Penn State Hospitality Students Staying Positive Despite Uncertain Future
Ever since Penn State announced the Nittany Lion Inn will be used as a quarantine space this fall, there’s been a lot of uncertainty surrounding hospitality majors’ upcoming semester.
Hospitality students are required to earn 1,000 hours of professional work experience to complete their major. Typically, the Nittany Lion Inn contributes valuable internship experience to many students every year. With it and other places shutting down, many are scrambling to find an alternative.
While this requirement has been put on hold through the end of the spring 2021 semester, finding work experience is still vital for hospitality management students.
Junior Kelly O’Hora found the switch to remote learning to be an adjustment but feels her professors did well considering the short notice. She is scheduled to take HM 330, which involves working at Cafe Laura on campus. However, O’Hora said plans for working at Cafe Laura are up in the air.
“We still haven’t gotten word on how that’s going to work with opening a restaurant and everything. We’re not sure of, you know, capacity numbers and things like that,” O’Hora said.
O’Hora has been working two jobs — one at Tremont Student Living and the other as a server at Local Whiskey in State College.
According to O’Hora, hospitality students are exposed to a wide range of jobs at Cafe Laura and the Nittany Lion Inn, such as food service, housekeeping, and practice at the front desk. Losing out on these opportunities is hard for O’Hora and the rest of her classmates.

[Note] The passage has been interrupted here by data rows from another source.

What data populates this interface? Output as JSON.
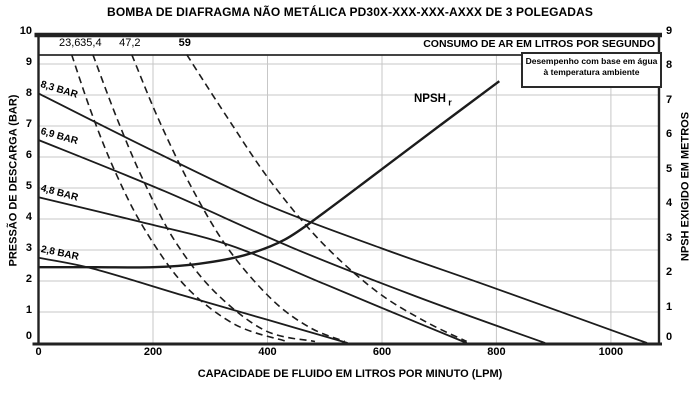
{
  "title": "BOMBA DE DIAFRAGMA NÃO METÁLICA PD30X-XXX-XXX-AXXX DE 3 POLEGADAS",
  "air_header": "CONSUMO DE AR EM LITROS POR SEGUNDO",
  "note_box": {
    "line1": "Desempenho com base em água",
    "line2": "à temperatura ambiente"
  },
  "chart_data": {
    "type": "line",
    "title": "BOMBA DE DIAFRAGMA NÃO METÁLICA PD30X-XXX-XXX-AXXX DE 3 POLEGADAS",
    "grid": "on",
    "x": {
      "label": "CAPACIDADE DE FLUIDO EM LITROS POR MINUTO (LPM)",
      "ticks": [
        0,
        200,
        400,
        600,
        800,
        1000
      ],
      "range": [
        0,
        1084
      ]
    },
    "y_left": {
      "label": "PRESSÃO DE DESCARGA (BAR)",
      "ticks": [
        0,
        1,
        2,
        3,
        4,
        5,
        6,
        7,
        8,
        9,
        10
      ],
      "range": [
        0,
        10
      ]
    },
    "y_right": {
      "label": "NPSH EXIGIDO EM METROS",
      "ticks": [
        0,
        1,
        2,
        3,
        4,
        5,
        6,
        7,
        8,
        9
      ],
      "range": [
        0,
        9
      ]
    },
    "pressure_curves_bar": [
      {
        "label": "8,3 BAR",
        "points_lpm_bar": [
          [
            0,
            8.05
          ],
          [
            200,
            6.2
          ],
          [
            400,
            4.45
          ],
          [
            600,
            3.05
          ],
          [
            800,
            1.75
          ],
          [
            1063,
            0
          ]
        ]
      },
      {
        "label": "6,9 BAR",
        "points_lpm_bar": [
          [
            0,
            6.55
          ],
          [
            220,
            4.9
          ],
          [
            440,
            3.1
          ],
          [
            660,
            1.5
          ],
          [
            885,
            0
          ]
        ]
      },
      {
        "label": "4,8 BAR",
        "points_lpm_bar": [
          [
            0,
            4.7
          ],
          [
            180,
            3.9
          ],
          [
            335,
            3.15
          ],
          [
            500,
            1.9
          ],
          [
            630,
            0.9
          ],
          [
            748,
            0
          ]
        ]
      },
      {
        "label": "2,8 BAR",
        "points_lpm_bar": [
          [
            0,
            2.75
          ],
          [
            95,
            2.4
          ],
          [
            250,
            1.55
          ],
          [
            400,
            0.75
          ],
          [
            540,
            0
          ]
        ]
      }
    ],
    "air_consumption_curves_lps": [
      {
        "label": "23,6",
        "bold": false,
        "points_lpm_bar": [
          [
            58,
            9.3
          ],
          [
            95,
            7.3
          ],
          [
            137,
            5.4
          ],
          [
            186,
            3.65
          ],
          [
            256,
            1.85
          ],
          [
            343,
            0.6
          ],
          [
            434,
            0.05
          ]
        ]
      },
      {
        "label": "35,4",
        "bold": false,
        "points_lpm_bar": [
          [
            95,
            9.3
          ],
          [
            137,
            7.25
          ],
          [
            183,
            5.25
          ],
          [
            238,
            3.3
          ],
          [
            308,
            1.65
          ],
          [
            396,
            0.4
          ],
          [
            483,
            0.05
          ]
        ]
      },
      {
        "label": "47,2",
        "bold": false,
        "points_lpm_bar": [
          [
            163,
            9.3
          ],
          [
            209,
            7.25
          ],
          [
            265,
            5.1
          ],
          [
            331,
            3.05
          ],
          [
            408,
            1.4
          ],
          [
            474,
            0.5
          ],
          [
            535,
            0.05
          ]
        ]
      },
      {
        "label": "59",
        "bold": true,
        "points_lpm_bar": [
          [
            259,
            9.3
          ],
          [
            329,
            7.3
          ],
          [
            404,
            5.25
          ],
          [
            492,
            3.3
          ],
          [
            588,
            1.7
          ],
          [
            675,
            0.7
          ],
          [
            748,
            0.05
          ]
        ]
      }
    ],
    "npsh_curve": {
      "label": "NPSH",
      "label_sub": "r",
      "axis": "right",
      "points_lpm_m": [
        [
          0,
          2.2
        ],
        [
          100,
          2.2
        ],
        [
          200,
          2.2
        ],
        [
          280,
          2.3
        ],
        [
          360,
          2.55
        ],
        [
          430,
          3.0
        ],
        [
          500,
          3.8
        ],
        [
          600,
          5.05
        ],
        [
          700,
          6.3
        ],
        [
          805,
          7.6
        ]
      ]
    },
    "colors": {
      "line": "#1c1c1c",
      "grid": "#c7c7c7",
      "text": "#000000",
      "background": "#ffffff"
    }
  }
}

Sophomore Molly Davis said the lack of human interaction was an adjustment when classes switched to remote learning. Thanks to her professors, remote learning turned out to be better than she anticipated.
“[Hospitality] is all about human interaction and the guest experience, so that was definitely taken away with this remote learning,” Davis said. “But I think a lot of the professors made it work, and it was more successful than I definitely expected it to be.”

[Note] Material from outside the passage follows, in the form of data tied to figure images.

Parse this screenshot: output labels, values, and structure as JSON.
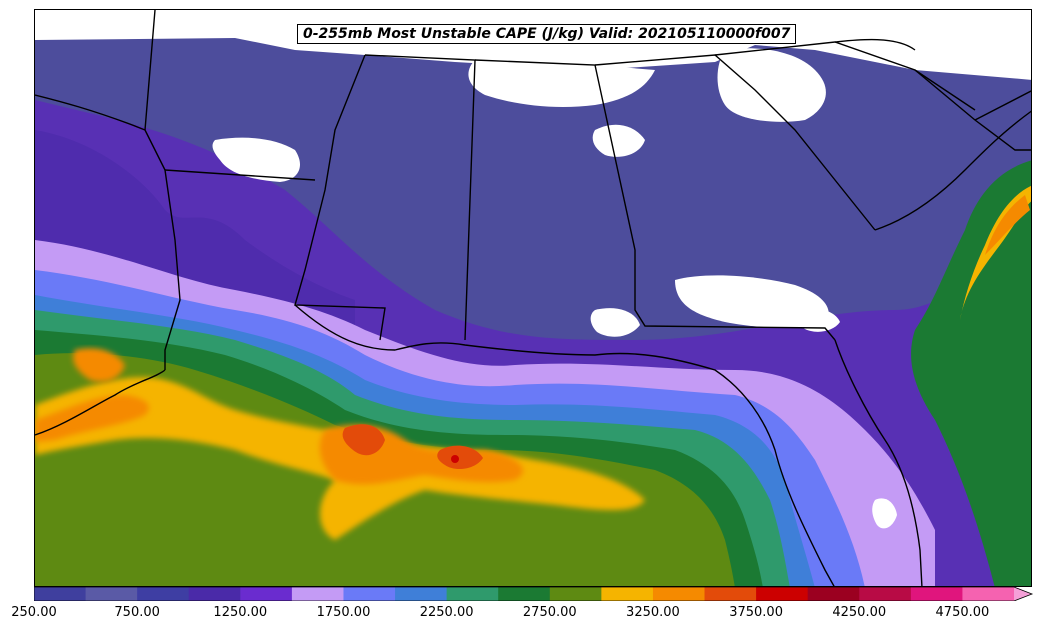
{
  "map": {
    "title": "0-255mb Most Unstable CAPE (J/kg) Valid: 202105110000f007"
  },
  "colorbar": {
    "min": 250,
    "max": 5000,
    "step": 250,
    "extend": "max",
    "colors": [
      "#3f3f9e",
      "#5a5aa6",
      "#3e3ea3",
      "#4a2aa8",
      "#6a2ccf",
      "#c49bf5",
      "#6a7af7",
      "#3f7fd8",
      "#2f9a6c",
      "#1b7a33",
      "#5e8a12",
      "#f5b400",
      "#f58a00",
      "#e34b0a",
      "#cc0000",
      "#9b0020",
      "#b80b45",
      "#e0157d",
      "#f562b0",
      "#f5a0d8"
    ],
    "tick_labels": [
      "250.00",
      "750.00",
      "1250.00",
      "1750.00",
      "2250.00",
      "2750.00",
      "3250.00",
      "3750.00",
      "4250.00",
      "4750.00"
    ]
  }
}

Davis became involved quickly after arriving on campus. She applied for internships and joined the American Hotel and Lodging Association (AHLA), which focuses on the representation of hotels. Davis had secured an internship for the summer, but it was canceled due to coronavirus. She also worked at the Nittany Lion Inn during the first half of the spring semester.
Senior Shawn Dainty, on the other hand, had an event services planning internship with the Nittany Lion Inn that got canceled due to coronavirus.
“Within hospitality, event planning is what I want to do so whenever I got this internship it was like a dream come true, and then it got cut short,” Dainty said.
According to Dainty, hospitality students who excel as interns at the Nittany Lion Inn are often invited back as an executive intern. Before the coronavirus arrived, that was Dainty’s plan. Despite the primary source of work being closed for these students, those who planned on working at the Nittany Lion Inn during the fall semester will be allowed to work at The Penn Stater Hotel.
Additionally, Dainty is grateful that Penn State continued to pay interns during the remote learning period.
“That was really great. That definitely wasn’t something that I thought as interns we were going to get. So, whenever I found that out, I was like really appreciative of that as well,” Dainty said. “And just how they’re working with us to [be able] to continue our internships, despite the [Nittany Lion Inn] being closed now.”
While the upcoming seamster is uncertain for hospitality students, they are trying their best to maintain a positive outlook.
“I will always go to work and say, ‘Okay, I can have a positive attitude or not,'” O’Hora said.”You will always have to choose to [have a positive attitude] because we’re a people business and we really have no other choice but to put on a smile on our face and kind of just roll with the punches.”